- At the onset, Fuliza was designed to be an overdraft facility for the 28.31 million M-Pesa customers.
- So Fuliza providing overdraft loans almost the same size as the gross loans of registered saccos in Kenya, which was Sh474.7 billion in 2020, says a lot about the product.
- This is without factoring in the M-Shwari loan disbursement.
Safaricom #ticker:SCOM released its Sustainable Business Report 2021 last week and it showcases many things. But I wish to dwell on one aspect the report highlights — that the Fuliza product has a value disbursement of Sh351 billion.
At the onset, Fuliza was designed to be an overdraft facility for the 28.31 million M-Pesa customers.
So Fuliza providing overdraft loans almost the same size as the gross loans of registered saccos in Kenya, which was Sh474.7 billion in 2020, says a lot about the product. This is without factoring in the M-Shwari loan disbursement.
The Fuliza anecdote brings me to what I wish to talk about. So, last week a friend was telling me how he contacted his bank for an overdraft facility and how the manner the bank handled his request took him by surprise.
In addition to being asked to fill a form requesting for the overdraft, the bank also asked for his payslip as a cover for the overdraft.
Interestingly, his salary comes through that same account he is asking for an overdraft facility. So in short, the bank had all that information they asked to risk-profile him but were completely unaware. That says a lot about the relationship of the bank with its customers. The customers seem to be strangers to it.
Another friend then mentions his story of how he visited his bank for other reasons but was later approached with a pitch to take a credit card. So curious about their credit card product though he had never considered taking one, he takes time to listen.
Asked what limit he would prefer for the credit card and Sh100,000 was the quote that came to his mind. The lady then mentions that they will be glad to process his credit card after he deposits the Sh100,000 as guarantee for the card.
Now, is that really a credit card if you have to guarantee with the same amount? Are banks in such a comfort zone that they really don’t bother with loans and advances as assets to pursue?

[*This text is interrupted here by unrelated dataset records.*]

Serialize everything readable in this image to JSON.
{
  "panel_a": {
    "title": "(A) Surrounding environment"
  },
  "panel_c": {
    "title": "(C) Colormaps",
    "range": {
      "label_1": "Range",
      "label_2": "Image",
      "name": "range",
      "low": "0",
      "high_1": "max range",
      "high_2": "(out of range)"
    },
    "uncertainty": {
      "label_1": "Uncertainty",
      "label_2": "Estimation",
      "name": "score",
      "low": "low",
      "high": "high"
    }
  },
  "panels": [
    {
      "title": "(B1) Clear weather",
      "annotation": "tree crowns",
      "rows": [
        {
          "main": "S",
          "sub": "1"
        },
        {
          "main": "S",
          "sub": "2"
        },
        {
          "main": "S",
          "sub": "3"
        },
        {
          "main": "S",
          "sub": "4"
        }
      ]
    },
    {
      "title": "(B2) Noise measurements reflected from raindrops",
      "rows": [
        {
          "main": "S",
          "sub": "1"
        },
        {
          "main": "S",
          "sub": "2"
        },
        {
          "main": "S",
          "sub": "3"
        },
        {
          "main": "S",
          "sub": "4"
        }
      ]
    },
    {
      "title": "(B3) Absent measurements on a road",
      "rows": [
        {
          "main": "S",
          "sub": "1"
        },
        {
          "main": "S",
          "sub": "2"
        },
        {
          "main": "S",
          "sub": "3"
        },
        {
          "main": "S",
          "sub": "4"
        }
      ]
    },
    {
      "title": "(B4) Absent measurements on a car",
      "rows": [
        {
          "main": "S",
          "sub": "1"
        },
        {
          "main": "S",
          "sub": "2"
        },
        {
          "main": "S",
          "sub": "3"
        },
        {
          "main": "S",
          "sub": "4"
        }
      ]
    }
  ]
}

The second case is even more interesting because my friend has had that bank account for 19 years now. So, the bank has information history of him for all those years but has never bothered to profile him as a long-standing client to target him with any of their products.

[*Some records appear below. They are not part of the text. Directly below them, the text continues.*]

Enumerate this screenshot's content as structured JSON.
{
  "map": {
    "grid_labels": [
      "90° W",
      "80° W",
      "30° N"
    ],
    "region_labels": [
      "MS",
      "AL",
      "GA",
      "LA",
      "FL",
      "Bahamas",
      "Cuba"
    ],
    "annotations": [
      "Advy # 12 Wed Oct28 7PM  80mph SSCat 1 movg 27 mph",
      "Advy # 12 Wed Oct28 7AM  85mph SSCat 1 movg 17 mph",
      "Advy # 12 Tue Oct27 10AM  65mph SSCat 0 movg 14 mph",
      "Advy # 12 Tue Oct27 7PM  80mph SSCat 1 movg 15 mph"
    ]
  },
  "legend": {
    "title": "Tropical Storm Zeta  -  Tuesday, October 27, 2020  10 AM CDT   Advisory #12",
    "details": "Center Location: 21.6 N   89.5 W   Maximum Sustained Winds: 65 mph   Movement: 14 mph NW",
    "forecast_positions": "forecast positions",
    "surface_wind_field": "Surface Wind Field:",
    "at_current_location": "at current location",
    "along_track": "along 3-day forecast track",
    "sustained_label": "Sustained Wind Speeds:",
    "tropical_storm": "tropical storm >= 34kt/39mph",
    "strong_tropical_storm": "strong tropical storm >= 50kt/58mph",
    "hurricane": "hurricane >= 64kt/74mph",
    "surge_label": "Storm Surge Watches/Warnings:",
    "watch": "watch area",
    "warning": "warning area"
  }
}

If 19 years of client information is not enough, what kind of information is needed for a bank to assess credit-worthiness of a client and process a credit card without asking for a guarantee?
So, my friends went ahead to show that if he urgently needed Sh100,000, he could easily access it from his sacco — instantly processed on his mobile phone and have the money within seconds.

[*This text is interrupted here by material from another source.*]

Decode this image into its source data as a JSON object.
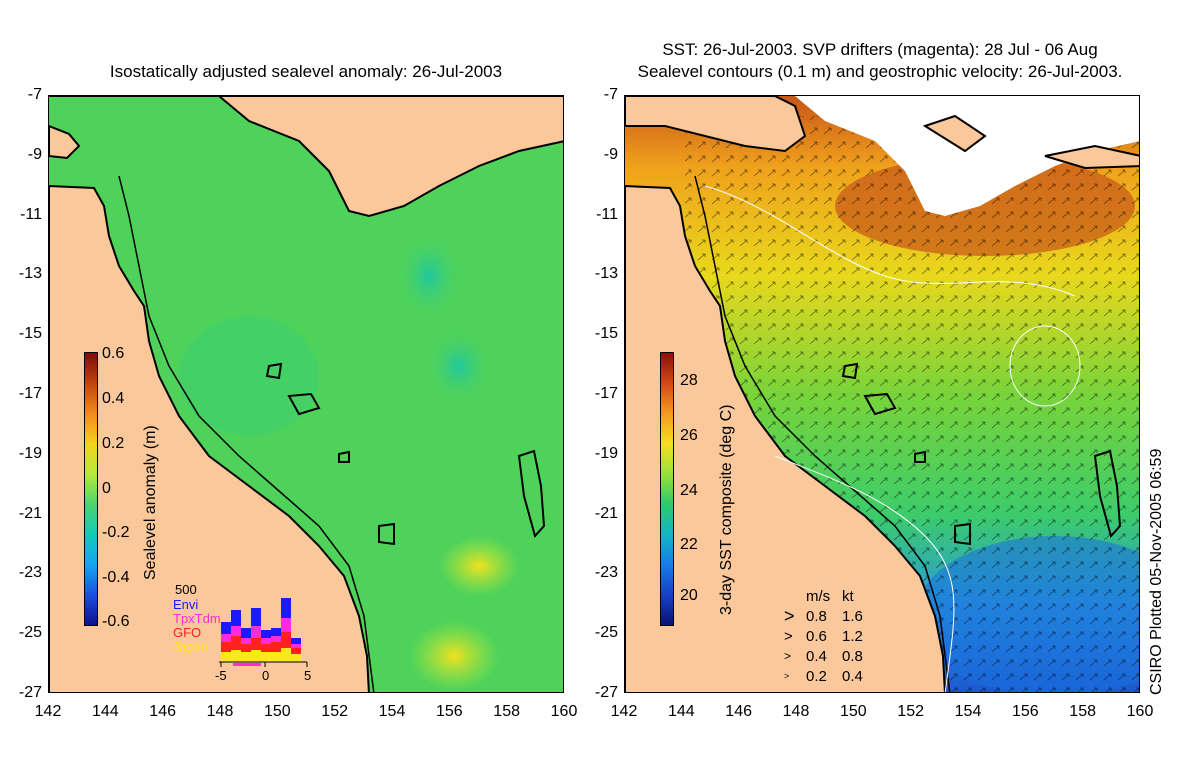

His sacco is able to give him instant mobile loan and in fact, his limit from the sacco was Sh110,000. So why should he pay Sh100,000 as a guarantee to get a credit card with a limit of Sh100,000 and the sacco loan interest is much lower than the bank credit card?
Some will argue that banks have tightened lending standards, but the answer is simply that banks have opted for government securities as their main portfolio choice at the expense of loans and advances to the public.
It has been noted that the share of government securities as a share of total assets even amongst medium-sized banks has been increasing thanks to the expansionary fiscal policy the government has taken.
But when the government expansionary policy runs its full course under the next government, banks will find themselves outfoxed in the local credit market by other lenders especially those on mobile platform.
Time is ripe to disrupt the traditional credit card with a “Buy Now, Pay Later” fintech model which is much more responsive to today’s financial consumer need.